Having cold feet about shelling out that much cash for one day’s festivities? Or even worse, going into debt to pay for it? Here are a few ideas on how you can make your wedding day a special day to remember while still saving some of that money for other things.
Invite Close Friends and Family
Many soon-to-be newlyweds dream of a massive wedding with hundreds of people in attendance to honor their big day. But at some point during any large wedding, the bride or the groom – or maybe both – look around the well-dressed guests and ask themselves, “Who are all of these people, anyway?”
You can cut the cost of your wedding dramatically by simply trimming the guest list to a more manageable size. Ask yourself, “Do I really need to invite that kid who used to live next door to our family when I was 6 years old?” Small weddings are a growing trend, with many couples choosing to limit the guest list to just close friends and immediate family. That doesn’t mean you have to have your wedding in the backyard while the neighbor’s dog barks during your vows – although you certainly can. It just means fewer people to provide refreshments for and perhaps a less palatial venue to rent.
Budget According to Priorities
Your wedding is special and you want everything to be perfect. You’ve dreamed of this day your entire life, right? However, by prioritizing your wish list, there’s a better chance to get exactly what you want for certain parts of your wedding, by choosing less expensive – but still acceptable – options for the things that may not matter to you so much. If it’s all about the reception party atmosphere for you, try putting more of your budget toward entertainment and decorations and less toward the food. Maybe you don’t really need a seven-course gourmet dinner with full service when a selection of simpler, buffet-style dishes provided by your favorite restaurant will do. My little sister had a soup and charcuterie spread AND she asked several family members to bring a crock pot full of their favorite soup. He bill was tiny compared to other weddings I've been to.
Incorporate More Wallet-Friendly Wedding Ideas
A combination of small changes in your plan can add up to
big savings, allowing you to have a memorable wedding day and
still have enough money left over to enjoy your newfound bliss.
Consider a different day of the week. If you’re planning on
getting married on a Saturday in June or September, be
prepared to pay more for a venue than you would any other day
of the week or time of the year. Saturday is the most expensive
day to get married, and June and September are both peak
wedding season months.
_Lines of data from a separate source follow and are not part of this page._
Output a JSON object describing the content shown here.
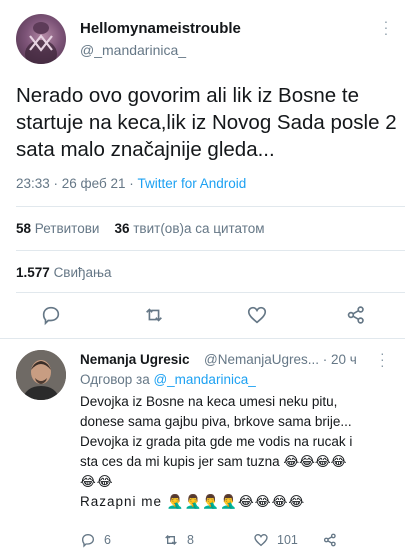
{
  "main_tweet": {
    "display_name": "Hellomynameistrouble",
    "handle": "@_mandarinica_",
    "text": "Nerado ovo govorim ali lik iz Bosne te startuje na keca,lik iz Novog Sada posle 2 sata malo značajnije gleda...",
    "meta_time": "23:33 · 26 феб 21 · ",
    "meta_source": "Twitter for Android",
    "retweets_count": "58",
    "retweets_label": "Ретвитови",
    "quotes_count": "36",
    "quotes_label": "твит(ов)а са цитатом",
    "likes_count": "1.577",
    "likes_label": "Свиђања"
  },
  "reply": {
    "display_name": "Nemanja Ugresic",
    "handle_time": "@NemanjaUgres... · 20 ч",
    "reply_to_prefix": "Одговор за ",
    "reply_to_handle": "@_mandarinica_",
    "line1": "Devojka iz Bosne na keca umesi neku pitu,",
    "line2": "donese sama gajbu piva, brkove sama brije...",
    "line3": "Devojka iz grada pita gde me vodis na rucak i",
    "line4": "sta ces da mi kupis jer sam tuzna 😂😂😂😂",
    "line5": "😂😂",
    "line6": "Razapni me 🤦‍♂️🤦‍♂️🤦‍♂️🤦‍♂️😂😂😂😂",
    "replies_count": "6",
    "retweets_count": "8",
    "likes_count": "101"
  },
  "icons": {
    "more": "more-vertical-icon",
    "reply": "reply-icon",
    "retweet": "retweet-icon",
    "like": "heart-icon",
    "share": "share-icon"
  },
  "colors": {
    "accent": "#1da1f2",
    "secondary_text": "#657786",
    "primary_text": "#14171a",
    "divider": "#e1e8ed"
  }
}
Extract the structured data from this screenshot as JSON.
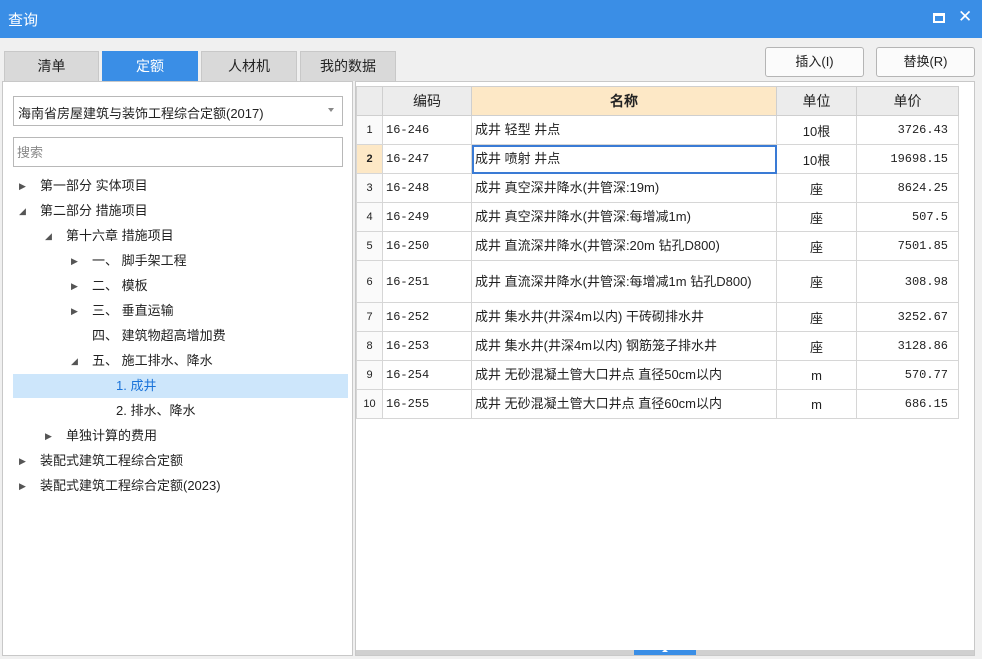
{
  "window": {
    "title": "查询"
  },
  "tabs": [
    {
      "label": "清单",
      "active": false
    },
    {
      "label": "定额",
      "active": true
    },
    {
      "label": "人材机",
      "active": false
    },
    {
      "label": "我的数据",
      "active": false
    }
  ],
  "actions": {
    "insert_label": "插入(I)",
    "replace_label": "替换(R)"
  },
  "library_select": {
    "value": "海南省房屋建筑与装饰工程综合定额(2017)"
  },
  "search": {
    "placeholder": "搜索",
    "value": ""
  },
  "tree": [
    {
      "label": "第一部分 实体项目",
      "toggle": "▶"
    },
    {
      "label": "第二部分 措施项目",
      "toggle": "◢"
    },
    {
      "label": "第十六章 措施项目",
      "toggle": "◢"
    },
    {
      "label": "一、 脚手架工程",
      "toggle": "▶"
    },
    {
      "label": "二、 模板",
      "toggle": "▶"
    },
    {
      "label": "三、 垂直运输",
      "toggle": "▶"
    },
    {
      "label": "四、 建筑物超高增加费",
      "toggle": ""
    },
    {
      "label": "五、 施工排水、降水",
      "toggle": "◢"
    },
    {
      "label": "1. 成井",
      "toggle": "",
      "selected": true
    },
    {
      "label": "2. 排水、降水",
      "toggle": ""
    },
    {
      "label": "单独计算的费用",
      "toggle": "▶"
    },
    {
      "label": "装配式建筑工程综合定额",
      "toggle": "▶"
    },
    {
      "label": "装配式建筑工程综合定额(2023)",
      "toggle": "▶"
    }
  ],
  "grid": {
    "columns": [
      "编码",
      "名称",
      "单位",
      "单价"
    ],
    "rows": [
      {
        "idx": "1",
        "code": "16-246",
        "name": "成井 轻型 井点",
        "unit": "10根",
        "price": "3726.43"
      },
      {
        "idx": "2",
        "code": "16-247",
        "name": "成井 喷射 井点",
        "unit": "10根",
        "price": "19698.15",
        "selected": true
      },
      {
        "idx": "3",
        "code": "16-248",
        "name": "成井 真空深井降水(井管深:19m)",
        "unit": "座",
        "price": "8624.25"
      },
      {
        "idx": "4",
        "code": "16-249",
        "name": "成井 真空深井降水(井管深:每增减1m)",
        "unit": "座",
        "price": "507.5"
      },
      {
        "idx": "5",
        "code": "16-250",
        "name": "成井 直流深井降水(井管深:20m 钻孔D800)",
        "unit": "座",
        "price": "7501.85"
      },
      {
        "idx": "6",
        "code": "16-251",
        "name": "成井 直流深井降水(井管深:每增减1m 钻孔D800)",
        "unit": "座",
        "price": "308.98"
      },
      {
        "idx": "7",
        "code": "16-252",
        "name": "成井 集水井(井深4m以内) 干砖砌排水井",
        "unit": "座",
        "price": "3252.67"
      },
      {
        "idx": "8",
        "code": "16-253",
        "name": "成井 集水井(井深4m以内) 钢筋笼子排水井",
        "unit": "座",
        "price": "3128.86"
      },
      {
        "idx": "9",
        "code": "16-254",
        "name": "成井 无砂混凝土管大口井点 直径50cm以内",
        "unit": "m",
        "price": "570.77"
      },
      {
        "idx": "10",
        "code": "16-255",
        "name": "成井 无砂混凝土管大口井点 直径60cm以内",
        "unit": "m",
        "price": "686.15"
      }
    ]
  },
  "colors": {
    "accent": "#3a8ee6",
    "header_highlight": "#fde8c6",
    "tree_selected": "#cde6fb"
  },
  "icons": {
    "maximize": "maximize-icon",
    "close": "close-icon"
  }
}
So if you can have your wedding on, say,
a Friday in April or November, this has the potential to trim the
cost of the venue.
An idea I love is to rent a vacation house – or even get married on
a boat. The smaller space will prevent the guest list from growing
out of control and the experience might be more memorable than
at a larger, more typical venue. Of course, both options necessitate holding the reception at the same location, saving money once more.
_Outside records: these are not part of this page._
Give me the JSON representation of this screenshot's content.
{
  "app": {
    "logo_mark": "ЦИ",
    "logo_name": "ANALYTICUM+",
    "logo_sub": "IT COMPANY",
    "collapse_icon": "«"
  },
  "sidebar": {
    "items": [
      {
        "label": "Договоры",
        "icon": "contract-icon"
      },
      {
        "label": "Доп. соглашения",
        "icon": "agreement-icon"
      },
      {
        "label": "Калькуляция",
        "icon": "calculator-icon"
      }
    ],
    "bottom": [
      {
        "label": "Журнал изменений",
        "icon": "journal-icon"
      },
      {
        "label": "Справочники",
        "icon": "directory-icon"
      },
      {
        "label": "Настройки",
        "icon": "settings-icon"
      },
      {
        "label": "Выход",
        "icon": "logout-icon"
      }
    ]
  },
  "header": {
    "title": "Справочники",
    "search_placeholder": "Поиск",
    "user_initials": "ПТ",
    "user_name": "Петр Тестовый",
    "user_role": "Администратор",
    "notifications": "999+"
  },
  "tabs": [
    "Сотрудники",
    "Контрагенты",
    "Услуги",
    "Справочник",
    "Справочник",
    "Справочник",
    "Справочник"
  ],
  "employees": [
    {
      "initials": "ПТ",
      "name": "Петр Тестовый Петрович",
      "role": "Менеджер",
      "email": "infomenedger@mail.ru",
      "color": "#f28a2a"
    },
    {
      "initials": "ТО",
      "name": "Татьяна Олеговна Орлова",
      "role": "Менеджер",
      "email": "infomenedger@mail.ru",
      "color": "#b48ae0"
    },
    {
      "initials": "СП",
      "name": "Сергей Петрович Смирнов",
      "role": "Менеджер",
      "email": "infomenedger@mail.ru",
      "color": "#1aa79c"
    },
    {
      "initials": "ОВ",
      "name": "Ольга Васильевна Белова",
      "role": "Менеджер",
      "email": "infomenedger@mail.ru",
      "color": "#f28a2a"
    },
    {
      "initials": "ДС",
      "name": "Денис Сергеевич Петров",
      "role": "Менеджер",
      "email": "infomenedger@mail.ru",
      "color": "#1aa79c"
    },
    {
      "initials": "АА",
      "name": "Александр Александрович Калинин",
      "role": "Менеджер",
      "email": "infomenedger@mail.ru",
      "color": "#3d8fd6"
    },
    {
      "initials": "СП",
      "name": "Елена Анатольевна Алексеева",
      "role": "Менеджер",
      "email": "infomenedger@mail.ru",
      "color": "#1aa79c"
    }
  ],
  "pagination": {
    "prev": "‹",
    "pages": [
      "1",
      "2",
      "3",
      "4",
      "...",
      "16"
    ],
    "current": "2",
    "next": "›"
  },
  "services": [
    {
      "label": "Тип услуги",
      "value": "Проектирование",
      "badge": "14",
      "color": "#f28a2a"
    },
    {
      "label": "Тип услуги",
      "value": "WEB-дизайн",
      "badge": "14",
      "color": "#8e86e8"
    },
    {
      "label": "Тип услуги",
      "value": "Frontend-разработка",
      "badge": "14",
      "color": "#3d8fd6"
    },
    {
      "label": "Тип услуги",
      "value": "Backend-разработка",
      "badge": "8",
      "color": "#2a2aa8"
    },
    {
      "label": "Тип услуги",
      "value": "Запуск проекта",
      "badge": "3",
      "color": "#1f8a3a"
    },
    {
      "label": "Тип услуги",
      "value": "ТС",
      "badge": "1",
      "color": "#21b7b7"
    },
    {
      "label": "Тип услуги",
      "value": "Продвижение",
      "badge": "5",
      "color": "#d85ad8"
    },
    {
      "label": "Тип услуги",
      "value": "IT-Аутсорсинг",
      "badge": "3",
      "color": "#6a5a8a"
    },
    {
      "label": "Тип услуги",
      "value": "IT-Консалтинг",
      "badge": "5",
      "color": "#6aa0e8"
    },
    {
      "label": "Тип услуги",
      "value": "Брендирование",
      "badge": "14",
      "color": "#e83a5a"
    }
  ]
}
Watch the booze costs. There’s no need to have a full bar with every conceivable drink concoction and bow-tied bartenders that can perform tricks with the shakers. Odds are good that your guests will be just as happy with a smaller-yet-thoughtfully-chosen selection of beer and wine to choose from.
Be thrifty. If you really want to trim costs, you can get creative about certain traditional “must-haves,” ranging from skipping the flowers (chances are that nobody will even miss them) to purchasing a gently-used gown. Yes, people actually do this. Online outlets like OnceWed.com provide beautiful gowns for a fraction of the price of a new gown that you’ll likely never wear again.
There’s a happy medium between a royal wedding and drive-thru nuptials in Vegas. If you’re looking for a memorable day that won’t break the bank, try out some of the tips above to keep things classy, cool – and within your budget and, don't forget to insure your special day to make sure huge expenses don't come your way should anything go wrong!